Thermo-opto-electrical analysis of an optical modulator integrated in a silicon planar structure

We propose numerical analysis of an integrated waveguide-vanishing-based modulator realized by ion implantation in SOI wafer. The active region is 3×3 µm2 and the lateral confinement is guaranteed by two highly-doped As (8×1019cm-3) and B (2×1019cm-3) implanted regions 1-µm-deep. This type of structure allows to obtain a planar device, avoiding structural steps which are harmful for photolithography processes. The resulting channel waveguide shows single mode operation and propagation losses of about 1.8 dB/mm, which are acceptable for short structures.
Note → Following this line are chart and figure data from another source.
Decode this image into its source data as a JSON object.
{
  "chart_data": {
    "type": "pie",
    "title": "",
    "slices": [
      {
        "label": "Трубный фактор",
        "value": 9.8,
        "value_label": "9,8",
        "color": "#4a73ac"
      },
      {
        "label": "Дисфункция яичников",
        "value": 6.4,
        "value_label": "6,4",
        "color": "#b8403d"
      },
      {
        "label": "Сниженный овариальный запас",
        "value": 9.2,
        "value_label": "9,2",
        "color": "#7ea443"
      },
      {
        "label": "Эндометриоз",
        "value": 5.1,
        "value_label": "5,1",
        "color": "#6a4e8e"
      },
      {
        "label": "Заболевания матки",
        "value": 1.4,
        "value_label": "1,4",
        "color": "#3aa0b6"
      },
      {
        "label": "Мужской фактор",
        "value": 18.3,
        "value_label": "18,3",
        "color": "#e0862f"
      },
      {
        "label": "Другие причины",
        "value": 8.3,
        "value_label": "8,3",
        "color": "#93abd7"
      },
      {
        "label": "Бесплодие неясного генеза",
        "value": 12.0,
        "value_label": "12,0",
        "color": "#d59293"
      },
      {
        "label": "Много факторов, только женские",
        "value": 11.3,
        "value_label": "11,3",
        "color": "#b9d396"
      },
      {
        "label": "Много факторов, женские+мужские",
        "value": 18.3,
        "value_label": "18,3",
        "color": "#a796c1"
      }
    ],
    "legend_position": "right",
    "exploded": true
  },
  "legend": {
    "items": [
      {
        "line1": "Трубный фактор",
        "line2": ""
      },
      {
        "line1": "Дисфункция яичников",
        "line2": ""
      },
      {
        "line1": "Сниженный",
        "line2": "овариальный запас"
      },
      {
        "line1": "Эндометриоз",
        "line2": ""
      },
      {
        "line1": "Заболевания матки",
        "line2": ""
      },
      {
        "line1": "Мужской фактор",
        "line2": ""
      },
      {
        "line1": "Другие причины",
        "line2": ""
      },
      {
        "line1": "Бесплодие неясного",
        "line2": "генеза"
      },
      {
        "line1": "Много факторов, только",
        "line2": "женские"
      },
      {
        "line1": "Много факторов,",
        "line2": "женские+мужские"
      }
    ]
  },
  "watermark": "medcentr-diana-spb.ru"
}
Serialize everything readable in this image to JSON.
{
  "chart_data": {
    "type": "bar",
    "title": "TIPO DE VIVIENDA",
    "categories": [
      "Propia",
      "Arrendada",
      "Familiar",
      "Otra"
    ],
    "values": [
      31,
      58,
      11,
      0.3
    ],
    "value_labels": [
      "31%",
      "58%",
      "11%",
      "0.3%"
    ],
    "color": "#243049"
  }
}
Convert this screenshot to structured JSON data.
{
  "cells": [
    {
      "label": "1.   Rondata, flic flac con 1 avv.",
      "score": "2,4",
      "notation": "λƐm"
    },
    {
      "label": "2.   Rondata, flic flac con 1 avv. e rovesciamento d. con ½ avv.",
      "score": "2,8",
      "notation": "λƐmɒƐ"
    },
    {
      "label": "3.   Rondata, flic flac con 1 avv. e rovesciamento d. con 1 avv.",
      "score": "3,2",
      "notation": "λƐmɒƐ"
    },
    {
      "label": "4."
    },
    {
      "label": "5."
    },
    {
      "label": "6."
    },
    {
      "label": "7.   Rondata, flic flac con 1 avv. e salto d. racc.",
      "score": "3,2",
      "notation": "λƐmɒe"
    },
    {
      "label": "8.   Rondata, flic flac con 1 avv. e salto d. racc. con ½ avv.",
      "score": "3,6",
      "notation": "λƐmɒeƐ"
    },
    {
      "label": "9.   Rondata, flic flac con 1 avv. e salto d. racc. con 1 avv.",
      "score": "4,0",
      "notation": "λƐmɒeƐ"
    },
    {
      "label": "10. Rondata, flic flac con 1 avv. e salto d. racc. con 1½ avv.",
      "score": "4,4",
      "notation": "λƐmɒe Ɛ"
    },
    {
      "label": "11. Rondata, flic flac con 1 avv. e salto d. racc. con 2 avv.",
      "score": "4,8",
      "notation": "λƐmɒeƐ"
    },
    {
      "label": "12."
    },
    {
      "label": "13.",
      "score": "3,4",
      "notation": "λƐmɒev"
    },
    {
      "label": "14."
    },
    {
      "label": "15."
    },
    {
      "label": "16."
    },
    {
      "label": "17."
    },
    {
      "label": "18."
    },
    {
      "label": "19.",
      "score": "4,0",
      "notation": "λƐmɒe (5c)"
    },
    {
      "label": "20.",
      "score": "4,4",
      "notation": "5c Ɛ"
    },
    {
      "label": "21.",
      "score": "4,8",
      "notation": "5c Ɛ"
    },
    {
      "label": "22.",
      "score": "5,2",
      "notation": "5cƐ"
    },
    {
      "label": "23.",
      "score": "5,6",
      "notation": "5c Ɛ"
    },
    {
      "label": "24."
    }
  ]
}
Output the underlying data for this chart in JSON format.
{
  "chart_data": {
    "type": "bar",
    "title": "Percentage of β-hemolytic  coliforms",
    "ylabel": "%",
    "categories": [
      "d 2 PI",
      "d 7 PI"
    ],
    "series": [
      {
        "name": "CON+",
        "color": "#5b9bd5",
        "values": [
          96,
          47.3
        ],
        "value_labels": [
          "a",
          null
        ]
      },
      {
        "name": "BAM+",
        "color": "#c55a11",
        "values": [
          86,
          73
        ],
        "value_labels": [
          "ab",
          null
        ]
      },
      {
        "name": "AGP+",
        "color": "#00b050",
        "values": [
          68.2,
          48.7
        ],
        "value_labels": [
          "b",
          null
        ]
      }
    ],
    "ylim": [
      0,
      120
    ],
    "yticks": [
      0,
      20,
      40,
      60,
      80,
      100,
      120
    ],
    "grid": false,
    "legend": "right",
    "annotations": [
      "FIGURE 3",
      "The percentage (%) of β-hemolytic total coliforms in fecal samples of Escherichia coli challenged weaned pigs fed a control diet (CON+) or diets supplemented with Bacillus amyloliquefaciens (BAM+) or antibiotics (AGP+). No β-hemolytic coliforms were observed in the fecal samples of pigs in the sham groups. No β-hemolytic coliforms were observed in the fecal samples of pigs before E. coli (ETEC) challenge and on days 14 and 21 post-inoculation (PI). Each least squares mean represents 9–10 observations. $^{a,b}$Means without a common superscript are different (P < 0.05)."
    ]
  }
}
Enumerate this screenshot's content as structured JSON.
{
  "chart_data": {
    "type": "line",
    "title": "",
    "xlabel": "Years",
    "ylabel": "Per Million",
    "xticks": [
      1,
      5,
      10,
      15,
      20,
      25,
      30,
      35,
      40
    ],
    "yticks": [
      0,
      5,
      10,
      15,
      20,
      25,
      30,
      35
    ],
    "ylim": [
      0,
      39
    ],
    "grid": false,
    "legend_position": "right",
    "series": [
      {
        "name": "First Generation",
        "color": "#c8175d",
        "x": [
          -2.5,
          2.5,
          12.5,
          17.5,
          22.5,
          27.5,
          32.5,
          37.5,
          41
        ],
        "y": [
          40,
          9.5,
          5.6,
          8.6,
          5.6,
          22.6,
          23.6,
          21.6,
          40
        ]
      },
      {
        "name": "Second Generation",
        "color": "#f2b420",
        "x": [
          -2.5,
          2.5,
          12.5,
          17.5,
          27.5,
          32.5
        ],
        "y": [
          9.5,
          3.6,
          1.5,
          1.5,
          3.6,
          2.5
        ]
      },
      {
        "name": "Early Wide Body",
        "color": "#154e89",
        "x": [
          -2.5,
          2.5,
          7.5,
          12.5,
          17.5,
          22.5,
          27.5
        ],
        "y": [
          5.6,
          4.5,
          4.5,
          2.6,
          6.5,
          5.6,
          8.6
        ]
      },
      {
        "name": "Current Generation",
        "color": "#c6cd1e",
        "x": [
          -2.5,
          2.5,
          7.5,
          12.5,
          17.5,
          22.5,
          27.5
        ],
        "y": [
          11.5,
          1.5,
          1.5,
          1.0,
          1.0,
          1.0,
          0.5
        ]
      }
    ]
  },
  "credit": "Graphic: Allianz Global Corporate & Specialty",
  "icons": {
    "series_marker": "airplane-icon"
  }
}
The modulation is based on a lateral p-i-n diode, which injects free carriers into the rib volume between the doped regions. We have optimized the device for maximum injection efficiency for a given applied voltage. The resulting optical behavior can be explained by the lateral confinement vanishing that transforms the rib waveguide in a slab waveguide, once the rib is full of free carriers. This phenomenon occurs at driving voltage of about 1.0 V, with electrical power consumption below 1 mW, and implies a rapid variation of the propagating characteristics, and as consequence an optical beam lateral redistribution into the structure. Results show that an optical modulation depth close to 100% can be reached with a switching time of about 30 ns.